HİÇ BELİRTİ VERMEDEN YILLARCA VÜCUDUMUZDA KALABİLİYOR

Toxoplasma gondii adlı parazitin insan vücuduna kolayca girebilen ve enfeksiyona yol açabilen bir parazit olduğuna dikkati çeken Prof. Dr. Tanıl Kocagöz, "Tüm dünyada yaygın olarak görülen kedilerin dışkısından, çiğ ya da tam pişmemiş et/midye/istakoz gibi ürünlerin tüketilmesi ile, hatta çiğ etin çıplak elle tutulmasıyla bile bulaşabiliyor. Üstelik hiç belirti vermeden de yıllarca vücudumuzda kalabiliyor. Gebeliğin ilk üç ayında bulaştığında, bebekte bazı önemli anomalilere yol açabiliyor" dedi.

Tüm dünyada çok yaygın görülen Toxoplasma gondii’nin plak oluşumundaki rolüyle ilgili olarak Prof. Dr. Kocagöz, damar sertliğinde özellikle atar damarların iç yüzeyinin yapısı bozulduğuna dikkati çekilerek, "Damarlarda plak oluşumu genel olarak kronik inflamasyona (yangı) dayalı bir durum olarak kabul ediliyor. Yangısal durumun, otoimmün hastalıklar (kendi dokularına karşı bağışıklık yanıtı) tarafından tetiklendiği öne sürülmekte. Aterom plaklarında; kolesterol birikimi, hücresel atık ürünler ve kalsiyum tuzlarının bulunduğu biliniyor. Oysa bozularak pürüzlü bir hal alan damar yüzeylerine parazitler de daha kolay tutunup çoğalmaya başlıyorlar. Orada oluşan kronik bir yangı ve sürekli zedelenme/onarılma işlemleri sonucu aterom plağı adı verilen ve giderek damarları tıkayan bir yapıya dönüşüyor. Bu oluşumun mikroorganizmalar dışındaki etmenlerle ortaya çıktığına inanılıyordu. Ama Toxoplasma gondii’nin DNA’sını bulduğumuz bu araştırma sonucu, plak oluşumunda ilk defa bir mikroorganizmanın rolü olabileceğini düşünmemize neden oldu" diye konuştu.

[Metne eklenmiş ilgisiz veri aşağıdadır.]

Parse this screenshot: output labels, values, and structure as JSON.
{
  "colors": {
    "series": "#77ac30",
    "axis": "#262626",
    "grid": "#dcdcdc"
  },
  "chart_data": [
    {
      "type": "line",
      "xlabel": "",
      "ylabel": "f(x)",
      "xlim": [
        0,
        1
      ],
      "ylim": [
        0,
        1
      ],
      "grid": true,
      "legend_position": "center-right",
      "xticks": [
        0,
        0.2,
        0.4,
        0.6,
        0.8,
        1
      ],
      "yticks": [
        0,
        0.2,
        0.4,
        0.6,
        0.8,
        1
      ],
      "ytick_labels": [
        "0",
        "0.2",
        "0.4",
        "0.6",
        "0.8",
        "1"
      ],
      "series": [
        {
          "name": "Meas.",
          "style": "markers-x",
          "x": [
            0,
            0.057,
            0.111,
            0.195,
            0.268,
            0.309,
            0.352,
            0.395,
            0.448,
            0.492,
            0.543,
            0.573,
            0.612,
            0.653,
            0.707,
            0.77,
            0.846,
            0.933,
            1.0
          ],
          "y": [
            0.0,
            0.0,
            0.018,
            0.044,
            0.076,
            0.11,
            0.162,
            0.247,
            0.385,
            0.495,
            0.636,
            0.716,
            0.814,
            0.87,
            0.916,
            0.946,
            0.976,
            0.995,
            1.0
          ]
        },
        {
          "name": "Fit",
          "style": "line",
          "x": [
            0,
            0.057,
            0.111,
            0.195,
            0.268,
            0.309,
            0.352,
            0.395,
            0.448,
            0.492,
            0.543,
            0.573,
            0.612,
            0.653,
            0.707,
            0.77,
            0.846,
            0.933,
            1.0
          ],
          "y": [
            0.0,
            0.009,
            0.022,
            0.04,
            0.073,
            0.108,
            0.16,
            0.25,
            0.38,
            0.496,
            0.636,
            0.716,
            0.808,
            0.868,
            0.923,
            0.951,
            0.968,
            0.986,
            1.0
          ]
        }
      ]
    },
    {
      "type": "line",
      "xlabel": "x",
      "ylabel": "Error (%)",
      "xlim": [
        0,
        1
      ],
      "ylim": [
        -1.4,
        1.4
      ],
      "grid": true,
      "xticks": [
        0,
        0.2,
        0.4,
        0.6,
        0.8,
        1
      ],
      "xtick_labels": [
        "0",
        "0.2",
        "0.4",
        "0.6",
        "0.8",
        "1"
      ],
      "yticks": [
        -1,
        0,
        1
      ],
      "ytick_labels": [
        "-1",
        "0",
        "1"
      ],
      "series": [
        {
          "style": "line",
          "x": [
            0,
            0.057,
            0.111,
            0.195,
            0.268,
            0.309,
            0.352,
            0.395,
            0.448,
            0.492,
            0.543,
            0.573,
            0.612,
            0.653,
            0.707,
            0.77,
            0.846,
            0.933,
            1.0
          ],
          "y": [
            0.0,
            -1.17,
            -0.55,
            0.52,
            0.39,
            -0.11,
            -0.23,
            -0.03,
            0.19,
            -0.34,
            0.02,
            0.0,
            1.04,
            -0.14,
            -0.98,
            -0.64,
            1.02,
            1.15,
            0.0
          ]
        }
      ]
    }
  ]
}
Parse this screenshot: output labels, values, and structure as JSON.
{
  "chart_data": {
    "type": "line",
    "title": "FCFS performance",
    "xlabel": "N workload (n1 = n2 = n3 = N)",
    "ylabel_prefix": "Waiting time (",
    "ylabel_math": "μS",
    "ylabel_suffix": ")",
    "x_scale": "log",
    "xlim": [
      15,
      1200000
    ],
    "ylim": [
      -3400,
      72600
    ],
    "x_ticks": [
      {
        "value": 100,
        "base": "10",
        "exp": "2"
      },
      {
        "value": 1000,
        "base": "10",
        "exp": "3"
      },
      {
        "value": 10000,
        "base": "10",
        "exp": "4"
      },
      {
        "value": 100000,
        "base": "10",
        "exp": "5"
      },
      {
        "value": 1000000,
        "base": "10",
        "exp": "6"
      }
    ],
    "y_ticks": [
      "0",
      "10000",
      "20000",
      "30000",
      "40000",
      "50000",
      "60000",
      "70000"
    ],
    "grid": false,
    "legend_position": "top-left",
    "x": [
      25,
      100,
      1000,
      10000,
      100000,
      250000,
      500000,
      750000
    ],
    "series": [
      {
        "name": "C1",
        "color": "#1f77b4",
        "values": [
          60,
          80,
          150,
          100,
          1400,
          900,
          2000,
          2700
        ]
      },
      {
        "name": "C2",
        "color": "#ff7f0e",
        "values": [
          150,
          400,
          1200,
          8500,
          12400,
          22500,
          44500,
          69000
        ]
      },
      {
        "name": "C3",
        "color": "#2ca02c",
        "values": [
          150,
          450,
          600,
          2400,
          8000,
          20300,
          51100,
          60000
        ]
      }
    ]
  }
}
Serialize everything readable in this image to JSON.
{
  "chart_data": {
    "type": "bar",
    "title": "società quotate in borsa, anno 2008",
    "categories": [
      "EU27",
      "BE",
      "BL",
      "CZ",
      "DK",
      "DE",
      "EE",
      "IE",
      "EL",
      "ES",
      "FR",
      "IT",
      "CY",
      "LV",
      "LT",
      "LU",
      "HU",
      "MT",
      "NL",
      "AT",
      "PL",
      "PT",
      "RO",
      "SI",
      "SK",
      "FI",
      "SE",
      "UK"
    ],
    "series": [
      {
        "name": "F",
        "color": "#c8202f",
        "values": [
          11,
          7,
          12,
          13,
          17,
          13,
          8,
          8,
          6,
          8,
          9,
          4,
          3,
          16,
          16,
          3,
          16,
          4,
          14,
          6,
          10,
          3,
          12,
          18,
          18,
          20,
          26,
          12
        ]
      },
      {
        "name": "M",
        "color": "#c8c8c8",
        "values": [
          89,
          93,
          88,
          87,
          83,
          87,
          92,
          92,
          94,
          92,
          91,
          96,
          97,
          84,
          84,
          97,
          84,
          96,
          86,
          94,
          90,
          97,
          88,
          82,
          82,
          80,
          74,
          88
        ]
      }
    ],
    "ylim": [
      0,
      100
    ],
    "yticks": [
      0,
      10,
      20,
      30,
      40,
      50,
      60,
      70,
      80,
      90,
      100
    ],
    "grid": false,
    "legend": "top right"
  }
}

Canlı Toxoplasma olup olmadığı araştırılacak 

Bu sonuçtan yola çıkarak yeni araştırmalar yapacaklarını belirten Prof. Dr. Tanıl Kocagöz; “Araştırmamız bize, orada çoğalan bir mikroorganizma bulunduğunun güçlü bir ipucunu vermiş oldu. Elde ettiğimiz sonuç, damar sertliğine bağlı hastalıklarla mücadele etmekte önemli bir adım olabilir diye düşünüyoruz. Daha çok kanıt elde etmek için araştırmalarımızı sürdürüyoruz. Bu kez Toxoplasma gondii’yi  üreterek, gerçekten orada canlı Toxoplasma olduğunu kanıtlamaya çalışacağız. Araştırma yaparak bulduğumuz DNA, bizim bir dizi araştırma yapmamazı sağlayacak bilimsel ilk adım, ilk çıkış noktamız oldu” diyor.